Since ti patfu mi means this is a father of me, it is non-lojbanic to rely on du for is when this is not necessary.

That depends on what your definition of 'is' is. - Bill Clinton

(.i is the word used to separate sentences, and is not required at the beginning of a text.)

The two sentences aren't strictly equivalent, but they can probably both be used in the same way, since we normally only have one father, and we're normally only associated with the one that is "ours". The second sentence mimics the grammatical structure of EnglishLanguage, is wordier, and is less exact (since the exact relationship between "mi" and the father in question isn't specified). It also uses the word "du", which is often considered inherently MalGlico outside of logic and math contexts.
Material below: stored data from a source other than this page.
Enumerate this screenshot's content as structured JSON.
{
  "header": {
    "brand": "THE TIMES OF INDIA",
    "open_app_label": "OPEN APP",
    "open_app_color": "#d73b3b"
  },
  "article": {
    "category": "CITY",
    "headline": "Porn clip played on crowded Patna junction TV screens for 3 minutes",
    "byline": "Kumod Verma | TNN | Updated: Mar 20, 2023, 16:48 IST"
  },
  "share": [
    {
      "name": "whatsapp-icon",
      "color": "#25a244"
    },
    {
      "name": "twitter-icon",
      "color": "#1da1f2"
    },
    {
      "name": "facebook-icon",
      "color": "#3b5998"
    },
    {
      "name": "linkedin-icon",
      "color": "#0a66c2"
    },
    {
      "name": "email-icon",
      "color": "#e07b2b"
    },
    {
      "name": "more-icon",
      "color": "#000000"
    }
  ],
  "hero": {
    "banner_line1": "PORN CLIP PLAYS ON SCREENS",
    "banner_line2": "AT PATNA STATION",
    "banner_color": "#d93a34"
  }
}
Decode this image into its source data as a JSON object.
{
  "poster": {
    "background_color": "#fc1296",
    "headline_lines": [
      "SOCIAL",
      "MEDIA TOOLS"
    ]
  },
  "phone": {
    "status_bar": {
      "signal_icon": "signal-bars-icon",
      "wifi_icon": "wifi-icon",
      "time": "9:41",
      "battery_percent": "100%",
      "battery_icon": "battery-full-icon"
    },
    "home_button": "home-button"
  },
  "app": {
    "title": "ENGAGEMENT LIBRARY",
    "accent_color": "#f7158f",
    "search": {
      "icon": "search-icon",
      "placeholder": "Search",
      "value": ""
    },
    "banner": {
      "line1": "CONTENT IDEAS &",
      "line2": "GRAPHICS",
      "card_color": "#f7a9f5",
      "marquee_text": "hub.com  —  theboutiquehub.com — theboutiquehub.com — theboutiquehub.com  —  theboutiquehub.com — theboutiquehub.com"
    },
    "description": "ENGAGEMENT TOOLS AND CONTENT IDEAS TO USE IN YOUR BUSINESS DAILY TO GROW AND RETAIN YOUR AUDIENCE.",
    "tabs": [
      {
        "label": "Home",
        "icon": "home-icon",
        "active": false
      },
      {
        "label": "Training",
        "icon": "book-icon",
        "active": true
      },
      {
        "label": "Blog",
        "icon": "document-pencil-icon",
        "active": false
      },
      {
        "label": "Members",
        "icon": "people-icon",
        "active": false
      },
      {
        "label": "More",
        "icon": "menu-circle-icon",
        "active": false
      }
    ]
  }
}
(Lojban for father is patfu, not pafta, as originally written.)

To cut a long story short:

The first is good Lojban, and alien to English. The second is closer to English, and somewhat silly as Lojban. It is characterised as a beginner's mistake, and justly hounded.


(A nonpejorative word is GLIJBO for this sort of sub-LOBYKAI usage. In fact, the word MALGLICO itself is rather "MALGLICO", to my way of thinking. It's a GLICYKAI MABLA JBOSELSKU, after all...)

Why do you use caps for lojban? Lojban only uses lower case letters with the exception of using capital letters to specify non-penultimate stress in names.